Keraga, however, insisted that the psychotherapeutic treatment she provided was appropriate in light of the symptoms Carl displayed and the history of abuse she described upon entering the hospital.

On the basis of interviews with several jurors reported by the Chronicle, it appeared that they were strongly swayed by arguments made by Carl's attorney that the psychiatrist failed in her duty to inform her patient that the memories she recovered during hypnosis and other phases of her therapy might not be reliable. It also appeared that the psychiatrist should be held responsible for not stopping these treatments when Carl's symptoms not only failed to improve, but seemed to worsen. Carl charged not only that abuse memories were planted under hypnosis, conducted while she was restrained, but also that she was told by her therapists that unless she continued to recover memories of being abused, she would not be able to regain her mental health and leave the hospital.

The jury appeared to put little store in the case made by Keraga's attorneys that Carl's recovered memories were not false - that she in fact exhibited "overwhelming" evidence of having been the victim of earlier sexual abuse - and that the treatment Keraga provided was appropriate for a patient with such a history. Keraga's attorney, Suzan Cardwell, tried to refute allegations that memories were planted by quoting from journal entries and detailed medical records in which Carl vividly described sexual abuse, murder, and torture, suggesting, according to the Chronicle, that the perpetrators of these cult-related activities could have been Carl's family. The psychiatrist put enough store, however, in Carl's allegations that she sent a letter to an insurance company in 1993, the last year of the therapy at issue, stating that she believed the children were in fact the victims of sexual abuse and torture by a cult.

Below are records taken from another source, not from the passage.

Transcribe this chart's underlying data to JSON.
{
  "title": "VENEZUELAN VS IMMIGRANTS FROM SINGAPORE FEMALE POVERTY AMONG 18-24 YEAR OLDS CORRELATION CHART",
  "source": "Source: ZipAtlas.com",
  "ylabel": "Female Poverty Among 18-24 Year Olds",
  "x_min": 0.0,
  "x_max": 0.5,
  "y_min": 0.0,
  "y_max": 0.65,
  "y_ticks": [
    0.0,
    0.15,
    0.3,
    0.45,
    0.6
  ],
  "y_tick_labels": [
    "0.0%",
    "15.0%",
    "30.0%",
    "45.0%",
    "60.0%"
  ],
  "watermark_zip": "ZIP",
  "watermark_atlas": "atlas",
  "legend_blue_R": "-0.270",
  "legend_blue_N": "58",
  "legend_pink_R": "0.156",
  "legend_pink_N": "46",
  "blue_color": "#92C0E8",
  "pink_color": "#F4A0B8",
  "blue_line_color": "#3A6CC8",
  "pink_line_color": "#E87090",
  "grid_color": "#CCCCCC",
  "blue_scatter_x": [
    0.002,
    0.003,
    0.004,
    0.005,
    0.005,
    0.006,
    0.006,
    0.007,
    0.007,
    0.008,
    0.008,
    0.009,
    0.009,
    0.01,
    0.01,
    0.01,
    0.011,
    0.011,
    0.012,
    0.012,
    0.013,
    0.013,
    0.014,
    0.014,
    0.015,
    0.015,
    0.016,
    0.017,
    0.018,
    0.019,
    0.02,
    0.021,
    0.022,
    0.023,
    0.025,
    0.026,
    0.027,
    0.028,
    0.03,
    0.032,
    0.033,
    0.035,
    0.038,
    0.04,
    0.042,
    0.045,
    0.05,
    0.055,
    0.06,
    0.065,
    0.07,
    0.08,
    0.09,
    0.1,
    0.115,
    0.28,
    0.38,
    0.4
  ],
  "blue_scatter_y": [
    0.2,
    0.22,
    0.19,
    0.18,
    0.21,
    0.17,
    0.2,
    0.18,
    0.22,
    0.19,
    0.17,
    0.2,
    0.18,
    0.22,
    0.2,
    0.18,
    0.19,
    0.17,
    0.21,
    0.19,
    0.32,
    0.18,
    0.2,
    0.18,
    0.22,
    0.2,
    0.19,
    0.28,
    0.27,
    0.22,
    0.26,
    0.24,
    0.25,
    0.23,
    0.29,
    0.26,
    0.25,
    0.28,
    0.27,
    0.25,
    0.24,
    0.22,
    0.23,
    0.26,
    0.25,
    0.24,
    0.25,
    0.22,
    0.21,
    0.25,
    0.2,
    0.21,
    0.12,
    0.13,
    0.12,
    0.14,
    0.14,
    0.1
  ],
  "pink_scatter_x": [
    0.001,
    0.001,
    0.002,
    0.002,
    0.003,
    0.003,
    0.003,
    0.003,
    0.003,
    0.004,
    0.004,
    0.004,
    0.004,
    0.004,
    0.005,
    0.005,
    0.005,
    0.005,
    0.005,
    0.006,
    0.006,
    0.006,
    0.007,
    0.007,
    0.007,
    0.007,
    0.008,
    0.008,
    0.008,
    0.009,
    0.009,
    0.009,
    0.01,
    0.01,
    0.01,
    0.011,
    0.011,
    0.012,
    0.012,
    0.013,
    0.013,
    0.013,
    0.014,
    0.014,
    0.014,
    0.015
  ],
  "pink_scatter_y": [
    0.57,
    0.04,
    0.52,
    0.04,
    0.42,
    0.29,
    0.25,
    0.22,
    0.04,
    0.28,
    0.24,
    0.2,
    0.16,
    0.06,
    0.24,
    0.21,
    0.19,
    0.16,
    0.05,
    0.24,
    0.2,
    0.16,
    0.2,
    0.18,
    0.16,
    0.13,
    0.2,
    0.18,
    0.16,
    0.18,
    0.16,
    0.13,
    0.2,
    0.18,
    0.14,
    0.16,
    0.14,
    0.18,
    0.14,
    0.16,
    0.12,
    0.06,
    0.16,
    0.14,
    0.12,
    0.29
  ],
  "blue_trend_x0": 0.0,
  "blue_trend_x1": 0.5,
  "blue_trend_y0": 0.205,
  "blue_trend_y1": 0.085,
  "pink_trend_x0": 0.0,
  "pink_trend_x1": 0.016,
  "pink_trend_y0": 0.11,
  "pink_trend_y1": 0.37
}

In explaining why Keraga proceeded as she did with Carl's psychotherapy, her attorney pointed out as well that Carl had a history of psychiatric illness that included severe depression and self-mutilation, syndromes that often are linked to being the victim of childhood sexual abuse. In addition, Carl told child protective authorities that her two children had also been abused by members of this satanic cult. They too were treated at Spring Shadows Glen Hospital after Carl's account of their having been abused, including by her.

"The only thing Dr. Keraga is guilty of is believing in Lynn Carl," insisted attorney Cardwell.

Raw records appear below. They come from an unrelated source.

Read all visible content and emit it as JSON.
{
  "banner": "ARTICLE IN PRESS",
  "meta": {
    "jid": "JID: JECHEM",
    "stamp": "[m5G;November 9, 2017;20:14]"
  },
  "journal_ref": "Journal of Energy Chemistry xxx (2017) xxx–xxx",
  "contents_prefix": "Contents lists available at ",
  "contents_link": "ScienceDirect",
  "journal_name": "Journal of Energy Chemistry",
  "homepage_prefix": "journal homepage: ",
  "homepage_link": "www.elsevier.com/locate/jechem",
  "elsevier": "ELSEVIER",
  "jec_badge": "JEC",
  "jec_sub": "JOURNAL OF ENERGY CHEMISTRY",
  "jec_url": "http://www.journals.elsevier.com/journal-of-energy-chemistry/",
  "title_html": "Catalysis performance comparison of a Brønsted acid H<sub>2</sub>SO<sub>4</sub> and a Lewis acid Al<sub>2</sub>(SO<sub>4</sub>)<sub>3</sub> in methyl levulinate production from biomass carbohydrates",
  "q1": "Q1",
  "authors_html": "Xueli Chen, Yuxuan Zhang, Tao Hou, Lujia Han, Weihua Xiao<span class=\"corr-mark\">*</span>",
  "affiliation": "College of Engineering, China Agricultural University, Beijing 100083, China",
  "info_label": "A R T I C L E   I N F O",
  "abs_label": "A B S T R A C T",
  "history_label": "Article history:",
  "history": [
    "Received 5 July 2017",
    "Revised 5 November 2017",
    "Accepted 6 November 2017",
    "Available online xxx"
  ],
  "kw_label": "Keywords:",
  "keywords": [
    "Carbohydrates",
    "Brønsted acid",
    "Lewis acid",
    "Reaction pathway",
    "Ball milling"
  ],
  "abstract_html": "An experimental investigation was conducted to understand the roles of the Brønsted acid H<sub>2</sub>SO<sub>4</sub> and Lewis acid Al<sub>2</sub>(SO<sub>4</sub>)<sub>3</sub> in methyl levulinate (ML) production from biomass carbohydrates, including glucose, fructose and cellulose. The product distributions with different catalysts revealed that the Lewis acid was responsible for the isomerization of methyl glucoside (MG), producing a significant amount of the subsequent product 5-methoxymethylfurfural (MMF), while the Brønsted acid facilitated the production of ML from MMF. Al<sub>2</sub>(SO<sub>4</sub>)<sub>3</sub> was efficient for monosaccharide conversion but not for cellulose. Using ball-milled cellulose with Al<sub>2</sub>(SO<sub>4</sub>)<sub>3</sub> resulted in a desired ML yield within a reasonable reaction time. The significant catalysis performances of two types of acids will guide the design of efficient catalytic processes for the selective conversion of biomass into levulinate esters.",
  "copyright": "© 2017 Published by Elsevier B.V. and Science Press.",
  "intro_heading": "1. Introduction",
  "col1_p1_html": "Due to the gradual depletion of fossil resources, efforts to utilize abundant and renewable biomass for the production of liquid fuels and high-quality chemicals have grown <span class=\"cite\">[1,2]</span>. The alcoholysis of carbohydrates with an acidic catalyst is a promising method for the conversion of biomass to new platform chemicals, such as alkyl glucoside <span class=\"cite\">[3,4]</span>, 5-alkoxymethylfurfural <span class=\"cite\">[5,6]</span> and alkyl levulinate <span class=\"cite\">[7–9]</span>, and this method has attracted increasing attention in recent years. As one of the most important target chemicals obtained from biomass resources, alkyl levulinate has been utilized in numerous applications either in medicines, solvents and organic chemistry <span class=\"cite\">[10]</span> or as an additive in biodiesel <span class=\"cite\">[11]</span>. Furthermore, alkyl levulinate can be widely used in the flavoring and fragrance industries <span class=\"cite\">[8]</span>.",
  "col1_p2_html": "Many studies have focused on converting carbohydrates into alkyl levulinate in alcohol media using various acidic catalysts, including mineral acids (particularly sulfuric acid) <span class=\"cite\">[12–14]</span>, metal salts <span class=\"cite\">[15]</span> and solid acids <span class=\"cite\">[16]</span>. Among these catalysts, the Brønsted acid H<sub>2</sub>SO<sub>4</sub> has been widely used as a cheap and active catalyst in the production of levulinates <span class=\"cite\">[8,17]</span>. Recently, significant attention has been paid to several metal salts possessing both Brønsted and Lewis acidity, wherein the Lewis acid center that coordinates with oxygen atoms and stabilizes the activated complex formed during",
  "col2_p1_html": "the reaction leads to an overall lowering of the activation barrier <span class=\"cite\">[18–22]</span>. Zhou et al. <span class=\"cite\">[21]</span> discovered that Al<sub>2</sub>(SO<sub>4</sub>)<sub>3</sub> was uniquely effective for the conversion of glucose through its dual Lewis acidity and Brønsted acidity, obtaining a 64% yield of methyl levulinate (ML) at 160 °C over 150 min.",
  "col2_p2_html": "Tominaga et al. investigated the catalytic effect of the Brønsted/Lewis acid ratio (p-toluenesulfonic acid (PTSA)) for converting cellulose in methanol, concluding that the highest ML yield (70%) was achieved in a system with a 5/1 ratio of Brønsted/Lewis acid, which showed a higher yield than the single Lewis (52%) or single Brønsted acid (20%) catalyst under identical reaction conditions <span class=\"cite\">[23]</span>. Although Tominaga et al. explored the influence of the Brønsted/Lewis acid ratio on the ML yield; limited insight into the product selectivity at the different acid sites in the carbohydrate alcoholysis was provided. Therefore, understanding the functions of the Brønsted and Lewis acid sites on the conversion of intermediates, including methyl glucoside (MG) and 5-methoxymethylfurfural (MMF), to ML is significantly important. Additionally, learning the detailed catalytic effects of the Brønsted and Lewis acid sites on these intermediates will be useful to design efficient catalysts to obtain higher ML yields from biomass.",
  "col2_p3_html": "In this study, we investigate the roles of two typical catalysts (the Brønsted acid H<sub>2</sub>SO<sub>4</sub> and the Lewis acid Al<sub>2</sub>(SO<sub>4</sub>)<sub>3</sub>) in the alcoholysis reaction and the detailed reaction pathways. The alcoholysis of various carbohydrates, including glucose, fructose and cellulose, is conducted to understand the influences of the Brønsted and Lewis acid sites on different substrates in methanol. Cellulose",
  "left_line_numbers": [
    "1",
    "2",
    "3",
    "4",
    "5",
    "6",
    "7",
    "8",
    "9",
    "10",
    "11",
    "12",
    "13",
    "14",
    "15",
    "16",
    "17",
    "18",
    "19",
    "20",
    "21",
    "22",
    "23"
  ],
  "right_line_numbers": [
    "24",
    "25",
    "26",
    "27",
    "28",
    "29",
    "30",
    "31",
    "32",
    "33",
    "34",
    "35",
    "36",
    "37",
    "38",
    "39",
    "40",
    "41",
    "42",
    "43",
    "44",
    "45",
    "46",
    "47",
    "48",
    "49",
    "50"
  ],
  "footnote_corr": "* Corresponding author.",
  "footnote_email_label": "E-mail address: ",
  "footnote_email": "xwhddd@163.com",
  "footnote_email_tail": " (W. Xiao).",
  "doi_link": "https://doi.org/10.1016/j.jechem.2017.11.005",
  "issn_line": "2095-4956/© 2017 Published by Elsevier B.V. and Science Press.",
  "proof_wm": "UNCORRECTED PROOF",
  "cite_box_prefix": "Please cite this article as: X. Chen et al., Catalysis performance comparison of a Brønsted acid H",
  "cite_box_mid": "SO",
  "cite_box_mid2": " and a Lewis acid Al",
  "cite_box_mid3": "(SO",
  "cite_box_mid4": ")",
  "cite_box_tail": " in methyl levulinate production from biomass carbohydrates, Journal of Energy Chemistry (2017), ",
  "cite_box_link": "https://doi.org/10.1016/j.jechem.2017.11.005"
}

The jury decided, however, that Keraga was responsible for 12 percent of the negligence of which Carl was a victim and then determined that this level of malpractice was worth $5.8 million. More than a dozen other defendants that Carl sued, including several other psychiatric and nonpsychiatric therapists as well as hospital officials, settled out of court, leaving jurors to evaluate only the case against Keraga.